Es natural que el imperio de los incas haya puesto mucho cuidado en el funcionamiento de un cuerpo militar muy bien disciplinado y organizado. Todo esto es comprensible si tenemos en cuenta que la expansión del territorio fue llevada a cabo mediante conquistas.

Además, ningún estado imperial puede sobrevivir sin ejercito, porque la incursión de tribus limítrofes y las sublevaciones internas hacen necesaria una fuerza poderosa para repelerlos. Los incas solucionaron este problema con la implantación del servicio militar obligatorio para los hombres de 18 a 50 años de edad, procedentes de todos los lugares de la sierra. Ahora se sabe que la población masculina de la costa estuvo liberada del servicio militar obligatorio. No se conoce bien a que se debió esta excepción; quizá porque los costeños eran inapropiados para soportar las alturas donde el soroche los ahogaba.

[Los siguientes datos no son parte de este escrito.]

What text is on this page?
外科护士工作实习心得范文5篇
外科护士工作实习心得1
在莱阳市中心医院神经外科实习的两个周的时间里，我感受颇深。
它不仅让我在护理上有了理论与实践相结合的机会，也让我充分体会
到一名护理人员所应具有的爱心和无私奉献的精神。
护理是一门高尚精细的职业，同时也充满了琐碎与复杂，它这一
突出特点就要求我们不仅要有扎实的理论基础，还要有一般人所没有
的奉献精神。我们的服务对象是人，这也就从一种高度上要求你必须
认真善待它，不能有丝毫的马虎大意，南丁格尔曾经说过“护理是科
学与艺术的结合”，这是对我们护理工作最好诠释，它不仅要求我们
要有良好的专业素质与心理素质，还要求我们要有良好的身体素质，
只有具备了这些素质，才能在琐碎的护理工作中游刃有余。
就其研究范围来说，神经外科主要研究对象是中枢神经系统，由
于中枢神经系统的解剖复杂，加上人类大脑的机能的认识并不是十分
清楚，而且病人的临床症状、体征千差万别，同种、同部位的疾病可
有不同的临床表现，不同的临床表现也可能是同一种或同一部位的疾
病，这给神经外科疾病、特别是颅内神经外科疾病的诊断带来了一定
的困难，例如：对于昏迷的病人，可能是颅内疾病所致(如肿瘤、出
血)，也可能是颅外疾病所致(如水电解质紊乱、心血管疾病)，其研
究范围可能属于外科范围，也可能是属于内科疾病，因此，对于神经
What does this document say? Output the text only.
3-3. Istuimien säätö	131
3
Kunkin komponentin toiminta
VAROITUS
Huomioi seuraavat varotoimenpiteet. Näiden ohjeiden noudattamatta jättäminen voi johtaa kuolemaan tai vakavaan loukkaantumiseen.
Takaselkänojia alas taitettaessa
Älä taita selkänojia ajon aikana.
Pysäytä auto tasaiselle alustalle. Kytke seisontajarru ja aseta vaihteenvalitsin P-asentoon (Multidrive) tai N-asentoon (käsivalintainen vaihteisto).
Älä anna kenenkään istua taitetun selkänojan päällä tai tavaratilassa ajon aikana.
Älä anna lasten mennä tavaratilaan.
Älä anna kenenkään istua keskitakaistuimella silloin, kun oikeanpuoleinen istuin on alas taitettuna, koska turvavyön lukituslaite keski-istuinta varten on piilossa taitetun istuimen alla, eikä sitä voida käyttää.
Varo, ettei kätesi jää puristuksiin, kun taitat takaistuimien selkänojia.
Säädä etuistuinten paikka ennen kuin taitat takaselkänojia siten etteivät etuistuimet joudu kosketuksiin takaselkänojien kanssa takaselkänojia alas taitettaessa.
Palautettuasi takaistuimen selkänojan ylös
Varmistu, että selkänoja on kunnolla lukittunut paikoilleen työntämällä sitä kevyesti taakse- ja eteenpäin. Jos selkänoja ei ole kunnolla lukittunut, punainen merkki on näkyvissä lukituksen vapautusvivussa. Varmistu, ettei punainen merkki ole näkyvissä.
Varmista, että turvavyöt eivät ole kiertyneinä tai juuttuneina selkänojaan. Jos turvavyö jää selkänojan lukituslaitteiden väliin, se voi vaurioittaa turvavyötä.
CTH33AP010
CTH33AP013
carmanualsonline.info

El servicio militar también fue una mita. Lo que indica que cumplidos sus turnos retornaban a sus comunidades. Esto principalmente en la plana subalterna; pero en la superior, el alto comando era permanente, siempre ocupado por individuos pertenecientes a la nobleza de sangre y de privilegio.

Desde la época de Tupac Inca Yupanqui se percibe un deseo de profesionalizar el ejercito. Así por ejemplo, los cañaris y los chachapoyas fueron hechos guardias permanentes de la ciudad del Cusco. En el Collasuyo, de igual modo, hubo naciones enteras cuyos hombres se desempeñaron como militares profesionales y estables (chuyes, charcas, caracaras, carancas), para resguardar las fronteras del sureste amenazadas constantemente por los Chiriguanáes.

Los militares tuvieron muchos privilegios. El estado les alimentaba, les daba casa, ropa y muchos regalos de coca, joyas y esposas. El ejercito inca estuvo integrado por miles de hombres.